Лиза откинула крышку сундука и нажала прячущуюся под крышкой дощечку. Она должна успеть в кровать прежде, чем вернется ее сторож — если она не ошибается на его счет, у Владимира должен быть изрядный слух.
— Ставни, все ставни надобно запереть, ось-ось учнется! — встревожено прокричала Одарка.
— Оленька, как же там Оленька! Я же говорила — обождать, а все ты! — откликнулась Оленькина матушка, опять успокаивающе забубнила тетушка, слышался тревожный топот и переругивания прислуги.

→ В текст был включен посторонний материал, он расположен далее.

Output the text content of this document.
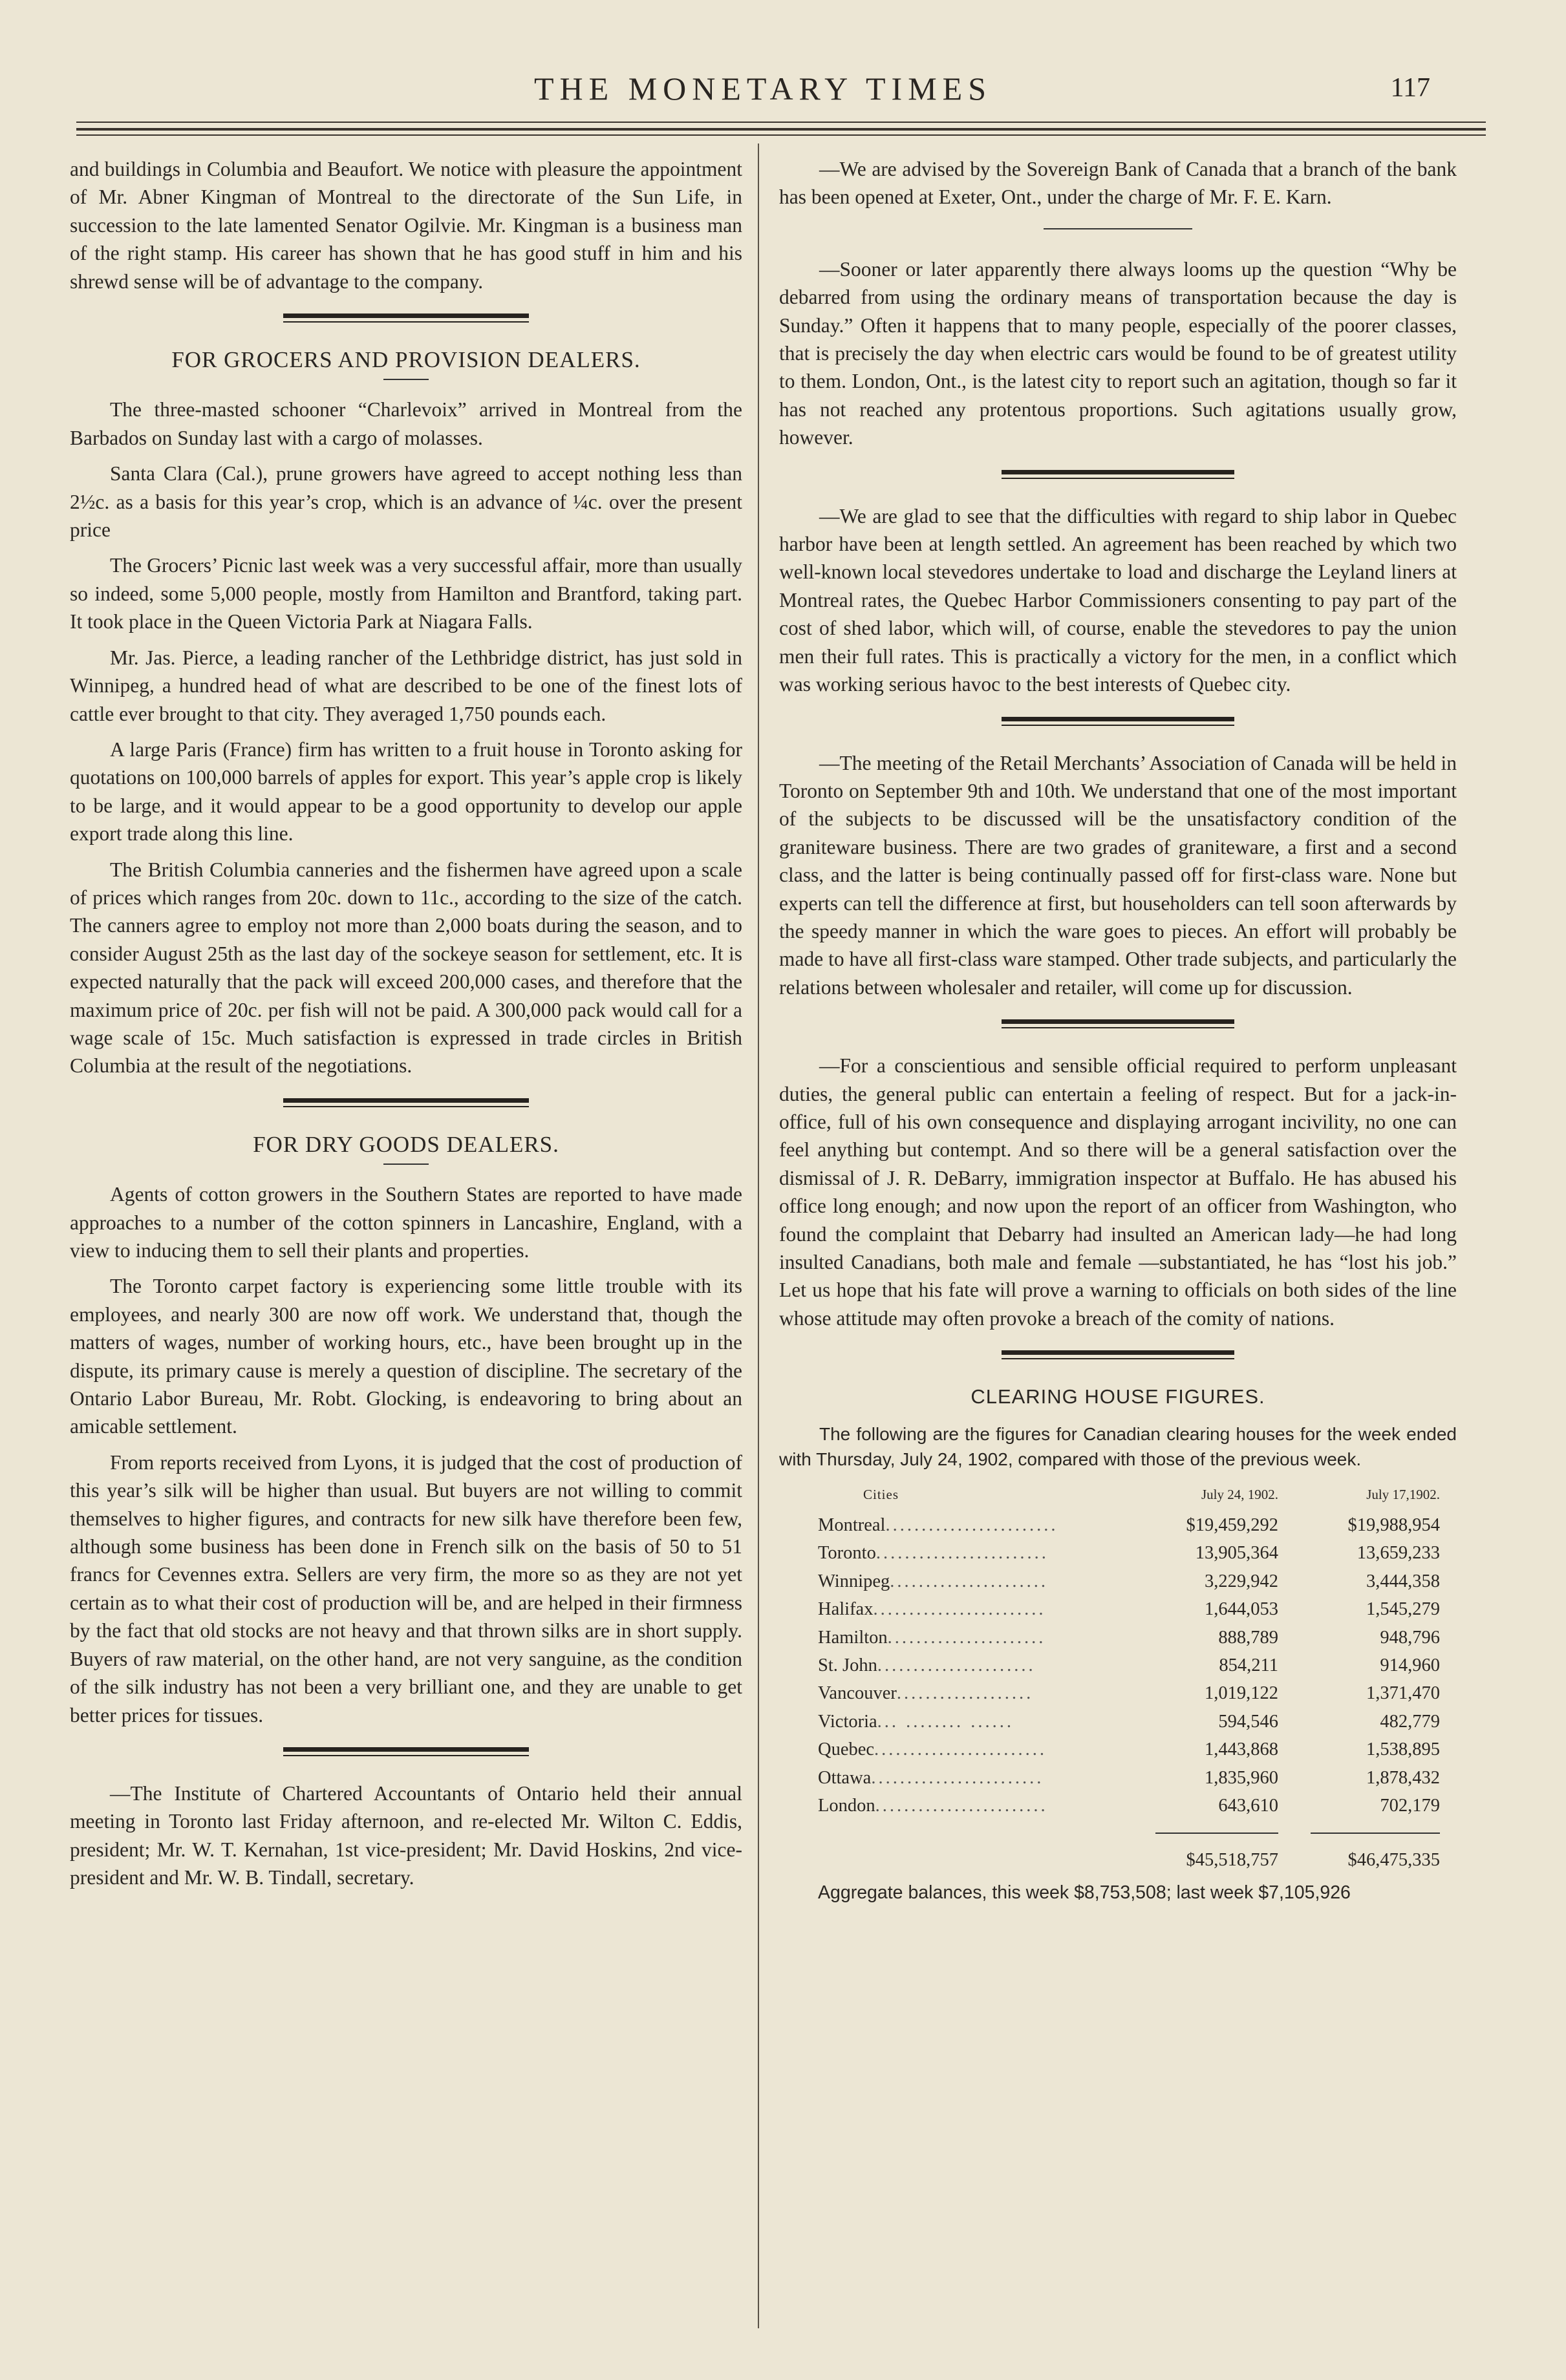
THE MONETARY TIMES	117

and buildings in Columbia and Beaufort. We notice with pleasure the appointment of Mr. Abner Kingman of Montreal to the directorate of the Sun Life, in succession to the late lamented Senator Ogilvie. Mr. Kingman is a business man of the right stamp. His career has shown that he has good stuff in him and his shrewd sense will be of advantage to the company.

FOR GROCERS AND PROVISION DEALERS.

The three-masted schooner “Charlevoix” arrived in Montreal from the Barbados on Sunday last with a cargo of molasses.

Santa Clara (Cal.), prune growers have agreed to accept nothing less than 2½c. as a basis for this year’s crop, which is an advance of ¼c. over the present price

The Grocers’ Picnic last week was a very successful affair, more than usually so indeed, some 5,000 people, mostly from Hamilton and Brantford, taking part. It took place in the Queen Victoria Park at Niagara Falls.

Mr. Jas. Pierce, a leading rancher of the Lethbridge district, has just sold in Winnipeg, a hundred head of what are described to be one of the finest lots of cattle ever brought to that city. They averaged 1,750 pounds each.

A large Paris (France) firm has written to a fruit house in Toronto asking for quotations on 100,000 barrels of apples for export. This year’s apple crop is likely to be large, and it would appear to be a good opportunity to develop our apple export trade along this line.

The British Columbia canneries and the fishermen have agreed upon a scale of prices which ranges from 20c. down to 11c., according to the size of the catch. The canners agree to employ not more than 2,000 boats during the season, and to consider August 25th as the last day of the sockeye season for settlement, etc. It is expected naturally that the pack will exceed 200,000 cases, and therefore that the maximum price of 20c. per fish will not be paid. A 300,000 pack would call for a wage scale of 15c. Much satisfaction is expressed in trade circles in British Columbia at the result of the negotiations.

FOR DRY GOODS DEALERS.

Agents of cotton growers in the Southern States are reported to have made approaches to a number of the cotton spinners in Lancashire, England, with a view to inducing them to sell their plants and properties.

The Toronto carpet factory is experiencing some little trouble with its employees, and nearly 300 are now off work. We understand that, though the matters of wages, number of working hours, etc., have been brought up in the dispute, its primary cause is merely a question of discipline. The secretary of the Ontario Labor Bureau, Mr. Robt. Glocking, is endeavoring to bring about an amicable settlement.

From reports received from Lyons, it is judged that the cost of production of this year’s silk will be higher than usual. But buyers are not willing to commit themselves to higher figures, and contracts for new silk have therefore been few, although some business has been done in French silk on the basis of 50 to 51 francs for Cevennes extra. Sellers are very firm, the more so as they are not yet certain as to what their cost of production will be, and are helped in their firmness by the fact that old stocks are not heavy and that thrown silks are in short supply. Buyers of raw material, on the other hand, are not very sanguine, as the condition of the silk industry has not been a very brilliant one, and they are unable to get better prices for tissues.

—The Institute of Chartered Accountants of Ontario held their annual meeting in Toronto last Friday afternoon, and re-elected Mr. Wilton C. Eddis, president; Mr. W. T. Kernahan, 1st vice-president; Mr. David Hoskins, 2nd vice-president and Mr. W. B. Tindall, secretary.

—We are advised by the Sovereign Bank of Canada that a branch of the bank has been opened at Exeter, Ont., under the charge of Mr. F. E. Karn.

—Sooner or later apparently there always looms up the question “Why be debarred from using the ordinary means of transportation because the day is Sunday.” Often it happens that to many people, especially of the poorer classes, that is precisely the day when electric cars would be found to be of greatest utility to them. London, Ont., is the latest city to report such an agitation, though so far it has not reached any protentous proportions. Such agitations usually grow, however.

—We are glad to see that the difficulties with regard to ship labor in Quebec harbor have been at length settled. An agreement has been reached by which two well-known local stevedores undertake to load and discharge the Leyland liners at Montreal rates, the Quebec Harbor Commissioners consenting to pay part of the cost of shed labor, which will, of course, enable the stevedores to pay the union men their full rates. This is practically a victory for the men, in a conflict which was working serious havoc to the best interests of Quebec city.

—The meeting of the Retail Merchants’ Association of Canada will be held in Toronto on September 9th and 10th. We understand that one of the most important of the subjects to be discussed will be the unsatisfactory condition of the graniteware business. There are two grades of graniteware, a first and a second class, and the latter is being continually passed off for first-class ware. None but experts can tell the difference at first, but householders can tell soon afterwards by the speedy manner in which the ware goes to pieces. An effort will probably be made to have all first-class ware stamped. Other trade subjects, and particularly the relations between wholesaler and retailer, will come up for discussion.

—For a conscientious and sensible official required to perform unpleasant duties, the general public can entertain a feeling of respect. But for a jack-in-office, full of his own consequence and displaying arrogant incivility, no one can feel anything but contempt. And so there will be a general satisfaction over the dismissal of J. R. DeBarry, immigration inspector at Buffalo. He has abused his office long enough; and now upon the report of an officer from Washington, who found the complaint that Debarry had insulted an American lady—he had long insulted Canadians, both male and female —substantiated, he has “lost his job.” Let us hope that his fate will prove a warning to officials on both sides of the line whose attitude may often provoke a breach of the comity of nations.

CLEARING HOUSE FIGURES.

The following are the figures for Canadian clearing houses for the week ended with Thursday, July 24, 1902, compared with those of the previous week.

Cities	July 24, 1902.	July 17,1902.
Montreal........................	$19,459,292	$19,988,954
Toronto........................	13,905,364	13,659,233
Winnipeg......................	3,229,942	3,444,358
Halifax........................	1,644,053	1,545,279
Hamilton......................	888,789	948,796
St. John......................	854,211	914,960
Vancouver...................	1,019,122	1,371,470
Victoria... ........ ......	594,546	482,779
Quebec........................	1,443,868	1,538,895
Ottawa........................	1,835,960	1,878,432
London........................	643,610	702,179

	$45,518,757	$46,475,335
Aggregate balances, this week $8,753,508; last week $7,105,926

Заскрипели ступени под тяжелыми шагами, дверь распахнулась. Владимир бросил беглый взгляд на бледную, измученную девочку, судорожно вцепившуюся в спинку взбаламученной постели, усмехнулся многозначительно: мол, видала? Вот и знай, каково оно теперь будет! Быстро прошел к окну, перегнувшись через кровать, попробовал, плотно ли закрыты рамы. Оскалился еще раз, и вышел, захлопнув дверь. Его тяжелые шаги двинулись дальше по коридору, не иначе как проверяя и закрепляя иные ставни. Наконец он вернулся, по новой уж входить не стал и принялся устраиваться в коридоре — небось, кресло к ее дверям приволок, сторожить с удобством.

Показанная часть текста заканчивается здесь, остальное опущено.